A dog can lose a toe nail, particularly one that has not been regularly clipped to control length. The nail can get caught in things like small cracks or carpet fiber. Whether the dog is standing still or running at the time of the nail capture, it will pull its leg free, leaving the empty shell of the nail behind or dangling from its paw. Getting to the vet should be the first thing to do to have the nail professionally cared for and obtain an antibiotic and pain killer. If you cannot afford that route, following are some tips on what you may want to do at home. It's best to have a partner to help restrain the dog.
How to Care for a Dog that Lost a Toe Nail
Place a muzzle on your dog. An injured dog will be defensive since it is wounded, and may growl or even try to bite you. Don't take it personally; it's the dog's nature. Bring the muzzle over the top of the dog's head so the dog does not see it coming. Quickly, but gently, put the muzzle on and secure the ties.
Hold the dog's leg at the first joint and gently press several layers of about two-inch square sterile gauze against the toes to help slow or stop bleeding. Hold the pressure as long as the dog will let you or up to one minute.
Exam the dog's paw. If the nail is completely gone, you will see a red nub that is the quick, or base of the toe nail. If the toe nail is hanging by a thread, cut the thread.
Rinse the paw with saline solution or peroxide.
Place an "ouchless" pad with about 1/3 of the pad over the nub and the rest of the pad under the paw to collect the blood. Even if the bleeding has stopped or slowed, it may bleed more for a couple of hours.
Use stretchy two-inch wide medical tape to wrap the foot up to the first joint. Be careful not to wrap the foot too tight as it can impair blood circulation and bother the dog.
Cover the white wrap with adhesive-back stretchy medical tape. Stop short of the end of the white wrap so the sticky portion is only adhering to the non-sticky white tape.
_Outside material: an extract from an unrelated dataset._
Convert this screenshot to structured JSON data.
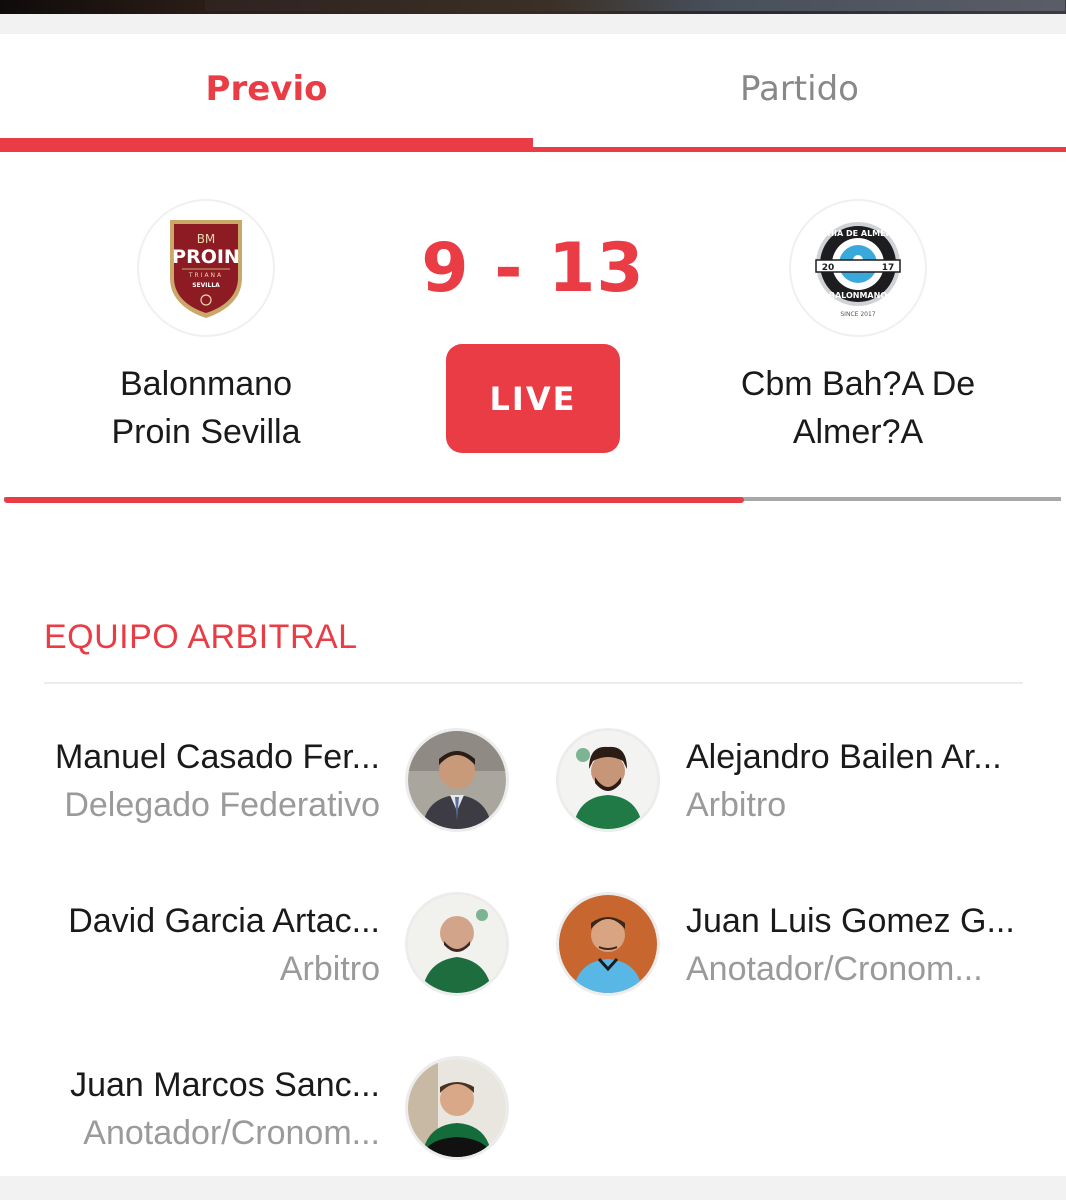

Leave the wrap on for about 12 hours, and then remove it to help the nail to dry. Wrapping is best used for daytime or at the height of your dog's outdoor activities. Don't worry if the dog pulls the wrap off or if the dog licks the tape or the nail. Re-wrap after 12 hours or just before the dog will be going outside. Repeat the wrap for cleanliness and unwrap for airing cycles for three to five days.
Watch the nail for signs of infection, such as swelling of the paw or leg, pus or bad odor from the paw. The dog will need to see the vet for antibiotics.